3. Clean out and organize pantry, and freezer
If you don’t want to eat junk, don’t keep junk in your house period. A lot of people tell me they don’t want to clear out all the junks because of their friends or members of their family. Every time I hear this, I’m like hmmmm, why do you want to eat healthy while the people you love eat crap? Mostly it’s because we see this healthy living as a short term diet rather than a lifestyle. We are yet to fully understand the return on investment of healthy eating because if we do, we wouldn’t want anyone we love to feed on junks.
Clean out your pantry. Old things have passed away the moment you decided to do something about your health. Get rid of all the junks in your freezer and get ready to meal prep.

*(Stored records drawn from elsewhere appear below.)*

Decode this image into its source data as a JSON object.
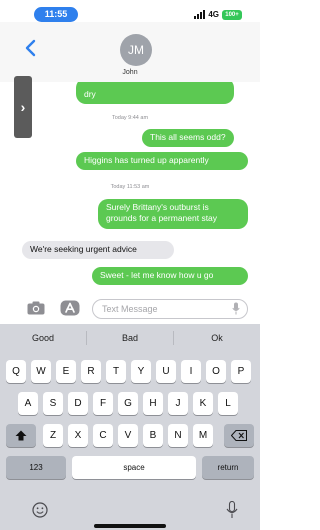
{
  "status_bar": {
    "time": "11:55",
    "network": "4G",
    "battery": "100+"
  },
  "contact": {
    "initials": "JM",
    "name": "John"
  },
  "messages": [
    {
      "text": "dry",
      "sender": "me"
    },
    {
      "timestamp": "Today 9:44 am"
    },
    {
      "text": "This all seems odd?",
      "sender": "me"
    },
    {
      "text": "Higgins has turned up apparently",
      "sender": "me"
    },
    {
      "timestamp": "Today 11:53 am"
    },
    {
      "text": "Surely Brittany's outburst is grounds for a permanent stay",
      "sender": "me"
    },
    {
      "text": "We're seeking urgent advice",
      "sender": "them"
    },
    {
      "text": "Sweet - let me know how u go",
      "sender": "me"
    }
  ],
  "compose": {
    "placeholder": "Text Message"
  },
  "keyboard": {
    "suggestions": [
      "Good",
      "Bad",
      "Ok"
    ],
    "row1": [
      "Q",
      "W",
      "E",
      "R",
      "T",
      "Y",
      "U",
      "I",
      "O",
      "P"
    ],
    "row2": [
      "A",
      "S",
      "D",
      "F",
      "G",
      "H",
      "J",
      "K",
      "L"
    ],
    "row3": [
      "Z",
      "X",
      "C",
      "V",
      "B",
      "N",
      "M"
    ],
    "numbers_label": "123",
    "space_label": "space",
    "return_label": "return"
  },
  "colors": {
    "outgoing_bubble": "#5cc952",
    "incoming_bubble": "#e6e6ea",
    "accent": "#2f80ed"
  }
}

4. Look at your calendar and schedule in time for grocery shopping, meal prep, and exercise.
A lot of us are busy even though we are not that busy(*tongue out*). What doesn’t get scheduled doesn’t get done because it’s not considered a priority. I schedule everything important to me, even calling my parents on their birthday. Develop a strategy for grocery shopping and meal prepping. The beauty of this healthy lifestyle is that other than eating healthy and exercising which nobody can do for you, other aspects of the process can be outsourced.
Once you have your grocery shopping and meal prep strategy in place, you need to schedule time for exercise. I don’t mean spending tons of hours at the gym, It can be as simple as waking up earlier to get in a quick HIIT or 20 squats every visit to the toilet. You just need to create a routine that factors in other important aspects of your life.